4.2.2.4 Empire en fête & Belfast en trève

Ne serait-ce pas par exemple la tempête ?

Si Conrad range The Nigger of the ‘Narcissus’ parmi ses « storm-pieces », n’est-ce pas parce que ce « storm » est la clé du roman, l’emblème, historique y compris, des épreuves nationales ?

S’il est vrai que Conrad « also wanted to connect the small world of the ship with that larger world carrying perplexities, fears, affections, rebellions, in a loneliness greater than that of the ship at sea » (Conrad 1897g, p.421), il devient tentant d’interpréter l’ouragan comme l’une de ces guerres qu’a dû livrer l’Angleterre, entre autres dans ses colonies, et pourquoi pas en Inde, puisque l’histoire se situe largement dans l’Océan Indien et commence à Bombay.

La tempête serait alors cette guerre coloniale dont le pays est sorti victorieux, plus resplendissant que jamais, comme le Narcissus lui-même qui, à l’opposé du Nan-Shan de ‘Typhoon’, n’arrive pas au port à l’état d’épave, mais rutilant : « Rapid and white she ran homewards in a straight path, under a blue sky and upon the plain of a blue sea » (Conrad 1897a, p.73).
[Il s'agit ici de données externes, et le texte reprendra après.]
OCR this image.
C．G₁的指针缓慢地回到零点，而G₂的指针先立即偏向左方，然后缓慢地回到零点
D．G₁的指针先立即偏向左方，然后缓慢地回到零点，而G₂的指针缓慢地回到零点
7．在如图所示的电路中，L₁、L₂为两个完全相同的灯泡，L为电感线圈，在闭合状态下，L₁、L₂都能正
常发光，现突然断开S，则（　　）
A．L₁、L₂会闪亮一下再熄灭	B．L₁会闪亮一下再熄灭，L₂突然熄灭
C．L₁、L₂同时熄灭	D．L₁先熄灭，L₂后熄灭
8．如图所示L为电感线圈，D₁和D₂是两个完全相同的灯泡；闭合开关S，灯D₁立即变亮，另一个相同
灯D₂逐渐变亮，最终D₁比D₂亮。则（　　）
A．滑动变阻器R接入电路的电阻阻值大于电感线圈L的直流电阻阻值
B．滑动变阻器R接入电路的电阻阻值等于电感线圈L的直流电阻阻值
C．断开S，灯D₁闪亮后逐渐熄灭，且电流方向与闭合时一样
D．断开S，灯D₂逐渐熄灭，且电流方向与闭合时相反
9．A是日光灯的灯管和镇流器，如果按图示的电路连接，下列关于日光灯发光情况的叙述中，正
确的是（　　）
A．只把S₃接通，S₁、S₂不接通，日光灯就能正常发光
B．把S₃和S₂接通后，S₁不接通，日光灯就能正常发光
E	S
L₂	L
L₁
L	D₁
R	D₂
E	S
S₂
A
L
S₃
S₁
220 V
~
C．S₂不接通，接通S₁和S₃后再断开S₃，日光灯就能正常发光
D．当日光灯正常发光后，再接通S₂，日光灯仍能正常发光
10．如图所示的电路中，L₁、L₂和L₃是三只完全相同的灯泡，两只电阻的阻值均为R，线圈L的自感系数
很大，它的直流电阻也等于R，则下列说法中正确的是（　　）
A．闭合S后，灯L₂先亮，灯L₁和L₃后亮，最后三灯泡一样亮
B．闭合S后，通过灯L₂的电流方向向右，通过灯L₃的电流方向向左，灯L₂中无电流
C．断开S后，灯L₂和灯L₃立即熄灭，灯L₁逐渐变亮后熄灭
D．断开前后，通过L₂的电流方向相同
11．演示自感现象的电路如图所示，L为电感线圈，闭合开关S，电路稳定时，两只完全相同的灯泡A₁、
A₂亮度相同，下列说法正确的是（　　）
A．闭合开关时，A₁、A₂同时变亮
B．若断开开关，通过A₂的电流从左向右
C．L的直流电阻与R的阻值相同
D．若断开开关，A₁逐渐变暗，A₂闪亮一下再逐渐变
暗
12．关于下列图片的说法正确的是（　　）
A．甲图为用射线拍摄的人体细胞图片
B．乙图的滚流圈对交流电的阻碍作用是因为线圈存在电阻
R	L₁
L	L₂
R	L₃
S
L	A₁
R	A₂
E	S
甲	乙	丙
A l’évidence, même matérielle, « the hours of ineffective turmoil were forgotten » (Ibid.).

Mais justement : la tempête en elle-même n’a aucun impact sur la suite, pas plus que les guerres coloniales n’ont laissé de trace dans l’Angleterre de 1897. « By the time of Victoria’s Diamond Jubilee in 1897, the historian James Morris claims [in Pax Britannica], ‘the idea of Empire had reached a climax’, and the celebration of sixty years of Victoria’s reign was as much an international celebration of the idea of the New Imperialism as it was a tribute to the venerable queen. » (Thomas 1994, p.195).

Et de fait, la reine Victoria ayant été nommée Empress of India en 1876, il s’en faut de vingt ans au moins qu’un quelconque « turmoil » vienne troubler l’Empire Britannique de ce côté-là 174

Plus récents il est vrai seraient les troubles avec l’Irlande.

Or, le surnom d’un marin, Belfast, invite à regarder dans cette direction aussi, d’où sont venues plusieurs vagues de violence, notamment causées par les fenians, ces membres de la Fraternité républicaine irlandaise fondée en 1858.

Mais les années 1890 marquent une trève dans ces affrontements, et ce « turmoil » aussi est provisoirement oublié.

Si bien que la tempête qu’essuie le Narcissus relève tout autant du trompe-l’œil que les couinements sporadiques d’un Donkin, ce qui conduit à ne pas retenir les éventuelles menaces extérieures comme plus décisives dans l’amorce du « mouvement social » que connaît le navire que ne seront les harangues improvisées de meneurs qui ne mènent à rien.

Notes
174.

Même les troubles à la frontière nord-ouest avec l’Afghanistan n’ont jamais conduit au conflit armé, et « en 1887 tout était enfin réglé pacifiquement » (Crokaert 1947, p.376).